Benefits of Retail CBDC

  • Increase availability. Digital currency can be distributed on mobile devices for citizens who are distant from bank branches without access to physical cash and who have increasing access to and useability.
  • Flexible reconciliation. A CBDC is fully digital and does not currently entail the costly and long-term reconciliation of e-commerce and trans-border payment systems.
  •  Encourage digital development.  The platform-based software model of CBDC decreases barriers to entry for new companies in the payment market, promotes competition and creativity, and drives financial institutions towards the globalization of services.
  • Boost monetary policy. CBDC provides central banks with direct influences on money supply, facilitates the distribution of public benefit to individuals and improves control of tax control transactions.

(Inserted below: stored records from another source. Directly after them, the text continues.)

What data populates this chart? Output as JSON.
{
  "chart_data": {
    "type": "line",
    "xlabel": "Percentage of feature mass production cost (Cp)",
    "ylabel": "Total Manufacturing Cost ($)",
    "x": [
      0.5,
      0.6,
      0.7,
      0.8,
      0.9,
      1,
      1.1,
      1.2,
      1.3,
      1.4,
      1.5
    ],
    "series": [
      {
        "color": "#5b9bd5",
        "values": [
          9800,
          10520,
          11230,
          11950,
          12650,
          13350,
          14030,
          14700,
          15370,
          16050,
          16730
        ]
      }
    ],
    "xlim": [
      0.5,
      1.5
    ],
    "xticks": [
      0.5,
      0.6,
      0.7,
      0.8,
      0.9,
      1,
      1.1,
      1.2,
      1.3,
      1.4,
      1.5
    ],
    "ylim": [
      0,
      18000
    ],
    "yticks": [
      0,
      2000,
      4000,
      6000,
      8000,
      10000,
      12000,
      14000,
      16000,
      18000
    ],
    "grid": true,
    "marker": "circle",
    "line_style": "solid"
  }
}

Benefits of Wholesale CBDC

  • Enhance settlement of interbank transfer. CBDC payments are instantly settled between counterparties on an individual order basis through automation and decentral networking solutions, reducing the risk of overnight batch processing or collateral processing.
  • Reduced risk to counterparties. By enabling payment-vers-payment settlements for payments in different currencies, CBDC mitigates credit risk for cross-border payment transactions.
  •  Participate in digital asset marketsWith the advent of more tokenized asset markets, tokenized payments would be needed. CBDC offers a broad, decentralized clearing and asset registry for the promotion of the transition in digital assets.
  • Stay competitive. Whilst centralized platforms such as SEPA in Europe have cut the costs of real-time money transfer, the majority of financial institutions charge customers above cost. CBDC provides enhanced banking facilities to end-users and ensures central banks maintain their position in interbank settlement in the broader use of stablecoin technology.